Чонгук действительно не жалеет о своём решении совсем — даже несмотря на явное неодобрение Со Минсока, общение с которым за последние несколько недель сильно сократилось по вполне понятным причинам, несмотря на то, как качает головой Хосок-хён, намекая на неверно выбранного исполнителя, несмотря на косящегося в его сторону Тэхён-хёна, привыкшего даже из самых последних подонков и крыс извлекать прибыль, какую из трупа не вытянешь. Чонгук зато искренне благодарен Мин Юнги, который забирает из его рук бокал с выпивкой и заменяет его на полную бутылку виски.
— Я бы сделал это ещё раньше, — хмыкает он. — Мы действительно многое ему позволяли.
Парень пожимает плечами и откидывает голову на спинку дивана. Он вроде должен радоваться и даже праздновать то, что вернул себе «Сапфир», по праву ему принадлежащий. Да вот только настроения нет никакого, равно как нет и довольствия — Чонгук представлял прежде, как вернётся домой, застанет там Инён, а затем расскажет ей обо всём, поделится радостью, чтобы в ответ получить одно сплошное счастье в её глазах. Со Инён вообще никак не хочет уходить из его жизни и покидать мысли, которые возвращаются к ней снова и снова. Зато ему очень хочется почувствовать её тонкие пальцы на своём лице, неожиданно крепко держащие подбородок, пока она заботливо ухаживает за каждым его синяком и каждой ссадиной. Но он утром просыпается от ощущения совсем других рук на щеках — знакомых тоже, но «не тех».

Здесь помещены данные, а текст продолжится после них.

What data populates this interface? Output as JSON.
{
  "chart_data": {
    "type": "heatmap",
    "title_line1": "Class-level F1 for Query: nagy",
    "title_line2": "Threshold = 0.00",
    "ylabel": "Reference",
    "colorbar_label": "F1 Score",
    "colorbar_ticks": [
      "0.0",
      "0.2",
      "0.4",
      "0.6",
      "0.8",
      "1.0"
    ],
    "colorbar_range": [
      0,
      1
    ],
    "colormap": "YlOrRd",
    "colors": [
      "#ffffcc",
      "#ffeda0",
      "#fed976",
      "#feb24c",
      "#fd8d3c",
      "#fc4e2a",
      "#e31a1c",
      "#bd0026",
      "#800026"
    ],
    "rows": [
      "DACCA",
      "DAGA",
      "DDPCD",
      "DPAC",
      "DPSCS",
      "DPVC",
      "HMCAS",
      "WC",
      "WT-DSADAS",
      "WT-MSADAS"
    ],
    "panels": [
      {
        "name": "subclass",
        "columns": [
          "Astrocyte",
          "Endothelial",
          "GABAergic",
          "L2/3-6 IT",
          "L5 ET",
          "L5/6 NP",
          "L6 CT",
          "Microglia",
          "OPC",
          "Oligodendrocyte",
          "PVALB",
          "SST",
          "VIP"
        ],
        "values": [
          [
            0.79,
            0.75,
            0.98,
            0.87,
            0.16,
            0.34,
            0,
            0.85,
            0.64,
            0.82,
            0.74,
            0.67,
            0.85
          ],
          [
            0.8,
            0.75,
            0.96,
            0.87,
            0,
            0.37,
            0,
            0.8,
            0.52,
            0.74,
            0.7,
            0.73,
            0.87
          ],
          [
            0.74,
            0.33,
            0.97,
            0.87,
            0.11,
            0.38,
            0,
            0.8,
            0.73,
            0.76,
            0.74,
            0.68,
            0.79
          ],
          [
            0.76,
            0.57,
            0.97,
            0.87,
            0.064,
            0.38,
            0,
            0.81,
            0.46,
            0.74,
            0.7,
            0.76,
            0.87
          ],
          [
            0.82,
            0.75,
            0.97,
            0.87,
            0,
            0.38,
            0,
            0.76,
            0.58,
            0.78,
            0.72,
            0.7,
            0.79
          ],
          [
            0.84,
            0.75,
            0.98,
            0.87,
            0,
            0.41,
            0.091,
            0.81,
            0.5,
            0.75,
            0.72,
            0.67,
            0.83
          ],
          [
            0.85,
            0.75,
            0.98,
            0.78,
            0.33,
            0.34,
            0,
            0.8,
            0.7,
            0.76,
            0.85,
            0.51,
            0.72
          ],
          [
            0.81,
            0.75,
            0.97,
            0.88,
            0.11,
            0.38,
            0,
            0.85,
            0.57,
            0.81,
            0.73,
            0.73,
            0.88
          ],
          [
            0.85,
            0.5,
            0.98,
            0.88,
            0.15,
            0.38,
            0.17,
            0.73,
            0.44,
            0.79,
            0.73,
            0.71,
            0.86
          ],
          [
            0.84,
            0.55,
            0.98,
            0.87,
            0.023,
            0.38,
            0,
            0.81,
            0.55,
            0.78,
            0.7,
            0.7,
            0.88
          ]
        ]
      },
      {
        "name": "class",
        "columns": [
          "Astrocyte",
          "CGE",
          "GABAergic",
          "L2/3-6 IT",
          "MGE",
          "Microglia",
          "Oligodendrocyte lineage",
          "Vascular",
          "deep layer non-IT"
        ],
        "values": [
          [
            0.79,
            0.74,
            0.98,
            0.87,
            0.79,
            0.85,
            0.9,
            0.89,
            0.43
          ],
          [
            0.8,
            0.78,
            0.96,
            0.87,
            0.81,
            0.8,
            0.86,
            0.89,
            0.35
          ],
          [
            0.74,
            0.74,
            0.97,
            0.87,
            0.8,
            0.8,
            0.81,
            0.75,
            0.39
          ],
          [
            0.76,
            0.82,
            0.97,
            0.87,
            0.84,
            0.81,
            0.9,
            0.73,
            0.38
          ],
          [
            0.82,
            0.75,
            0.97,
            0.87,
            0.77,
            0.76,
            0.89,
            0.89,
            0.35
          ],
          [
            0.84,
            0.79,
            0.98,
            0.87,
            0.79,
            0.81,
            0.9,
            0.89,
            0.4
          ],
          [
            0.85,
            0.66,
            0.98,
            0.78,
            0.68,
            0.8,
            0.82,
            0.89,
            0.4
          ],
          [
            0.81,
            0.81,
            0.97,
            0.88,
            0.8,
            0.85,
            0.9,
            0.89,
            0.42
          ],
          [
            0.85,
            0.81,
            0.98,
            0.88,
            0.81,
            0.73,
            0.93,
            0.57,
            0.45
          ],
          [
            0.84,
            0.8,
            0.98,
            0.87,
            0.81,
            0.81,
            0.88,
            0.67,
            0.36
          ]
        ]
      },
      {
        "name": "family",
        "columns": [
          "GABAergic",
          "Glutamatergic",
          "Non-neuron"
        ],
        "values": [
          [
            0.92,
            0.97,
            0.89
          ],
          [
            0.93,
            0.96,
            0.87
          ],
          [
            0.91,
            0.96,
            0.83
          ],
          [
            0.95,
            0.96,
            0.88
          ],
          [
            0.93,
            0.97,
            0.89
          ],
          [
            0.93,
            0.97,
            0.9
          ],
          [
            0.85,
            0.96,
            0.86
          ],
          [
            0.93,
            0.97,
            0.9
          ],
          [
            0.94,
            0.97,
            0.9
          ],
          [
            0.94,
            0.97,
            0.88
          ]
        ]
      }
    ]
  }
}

— Не дёргайся, — шипит на него Риан, короткими ногтями впиваясь в челюсть. — И не смей возмущаться, сам насобирал богатства.
Чонгук усмехается тихо и прикрывает глаза от всколыхнувшейся в голове боли. Он заснул вчера, видимо, прямо в гостиной у Сокджин-хёна, и ни один из друзей и пальцем не пошевелил, чтобы транспортировать его тело в более комфортное место.